3. A retrieving job information stored in the shared disk device process, a process of re-submit the job indicated by the retrieved job information to an alternate computer, the job information indicating a job that is該再turned A recording medium storing a program for causing the alternative computer to execute the process of deleting from the shared disk device.

4. A distributed batch job processing system having a plurality of computers (1, 2) for performing batch processing, wherein failure detecting means (42-1 and 42-2) for detecting a failure of the computers. And a shared disk device (4-1, 4-2) for storing job information of the computer is connected to each of the plurality of computers, and each of the shared disk devices is In the distributed batch job processing system having connection switching means (42-1 and 42-2) for changing a connection from a computer that performs normal batch processing to a computer that replaces a job, each of the plurality of computers includes: When a failure occurs in the computer that performs the normal batch processing, information is taken out from the shared disk device and the replacement is performed. Job cycling group of means for performing the insertion of job again to computer (20-1, 20-2) Bei example, said job cycling means group (20-1, 20-2) is another
On a shared disk device connected to another computer
Job information reading means for retrieving selected job information
(201-1, 201-2) and the job information reading
The job indicated by the job information retrieved by the column
Job to re-submit the job to the alternative computer
Re-charging means (202-1 and 202-2) and
Job for deleting job information from the shared disk device
Distributed batch job processing system according to claim Rukoto a deletion means (203-1, 203-2).

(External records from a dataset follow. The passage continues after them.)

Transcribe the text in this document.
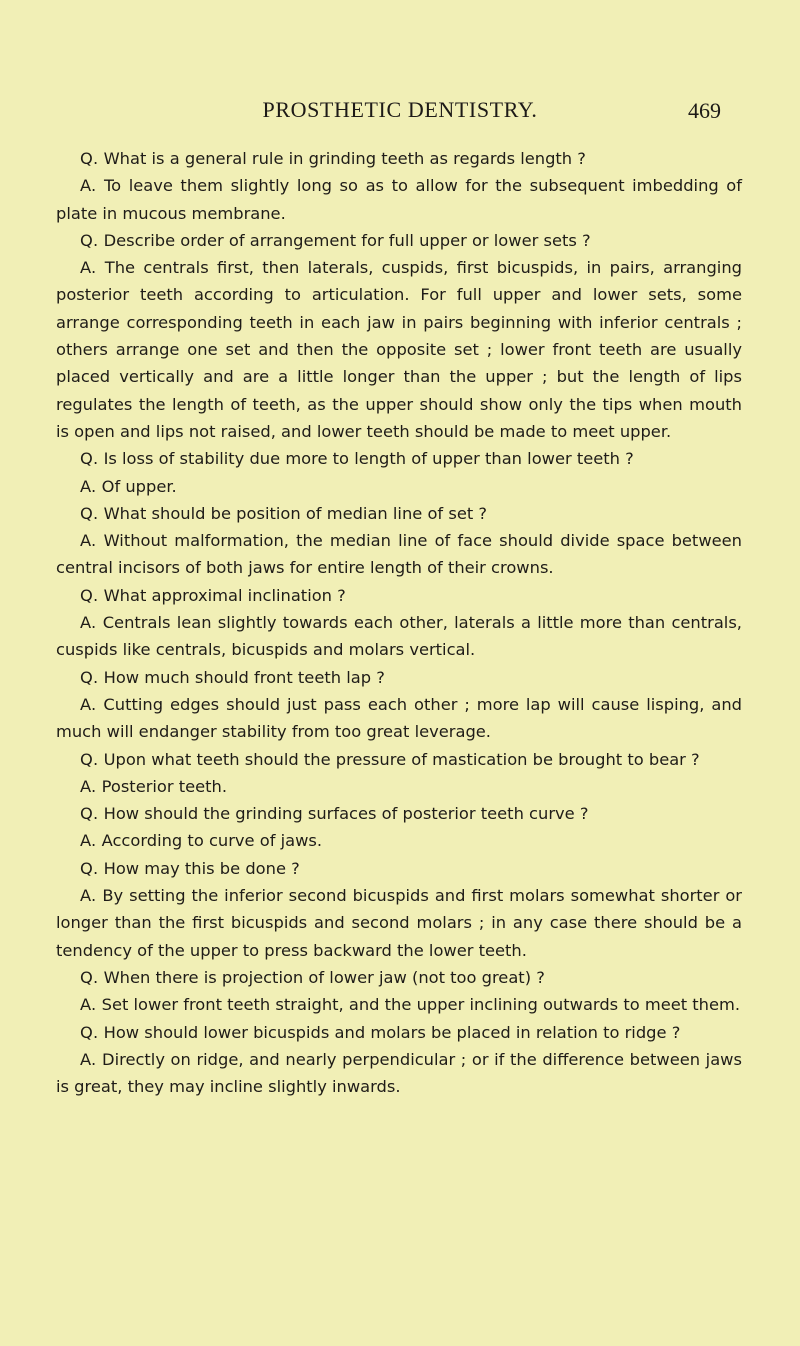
PROSTHETIC DENTISTRY.	469

Q. What is a general rule in grinding teeth as regards length ?

A. To leave them slightly long so as to allow for the subsequent imbedding of plate in mucous membrane.

Q. Describe order of arrangement for full upper or lower sets ?

A. The centrals first, then laterals, cuspids, first bicuspids, in pairs, arranging posterior teeth according to articulation. For full upper and lower sets, some arrange corresponding teeth in each jaw in pairs beginning with inferior centrals ; others arrange one set and then the opposite set ; lower front teeth are usually placed vertically and are a little longer than the upper ; but the length of lips regulates the length of teeth, as the upper should show only the tips when mouth is open and lips not raised, and lower teeth should be made to meet upper.

Q. Is loss of stability due more to length of upper than lower teeth ?

A. Of upper.

Q. What should be position of median line of set ?

A. Without malformation, the median line of face should divide space between central incisors of both jaws for entire length of their crowns.

Q. What approximal inclination ?

A. Centrals lean slightly towards each other, laterals a little more than centrals, cuspids like centrals, bicuspids and molars vertical.

Q. How much should front teeth lap ?

A. Cutting edges should just pass each other ; more lap will cause lisping, and much will endanger stability from too great leverage.

Q. Upon what teeth should the pressure of mastication be brought to bear ?

A. Posterior teeth.

Q. How should the grinding surfaces of posterior teeth curve ?

A. According to curve of jaws.

Q. How may this be done ?

A. By setting the inferior second bicuspids and first molars somewhat shorter or longer than the first bicuspids and second molars ; in any case there should be a tendency of the upper to press backward the lower teeth.

Q. When there is projection of lower jaw (not too great) ?

A. Set lower front teeth straight, and the upper inclining outwards to meet them.

Q. How should lower bicuspids and molars be placed in relation to ridge ?

A. Directly on ridge, and nearly perpendicular ; or if the difference between jaws is great, they may incline slightly inwards.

5. A distributed batch job processing system having a plurality of computers (1, 2) for performing batch processing, wherein failure detecting means (42-1 and 42-2) for detecting a failure of the computers. And a shared disk device (4-1, 4-2) for storing job information of the computer is connected to each of the plurality of computers, and each of the shared disk devices is The method of automatically restarting a job when a failure occurs in the distributed batch job processing system, comprising a connection switching unit (42-1 and 42-2) for changing a connection from a computer that performs normal batch processing to a computer that replaces jobs. A step in which each computer retrieves job information stored in a shared disk device connected to another computer. In each of the computers, a step of re-submitting the job indicated by the extracted job information to the substitute computer, and a step of deleting the input job information from the shared disk device in each of the computers A method for automatically restarting a job when a failure occurs in a distributed batch job processing system.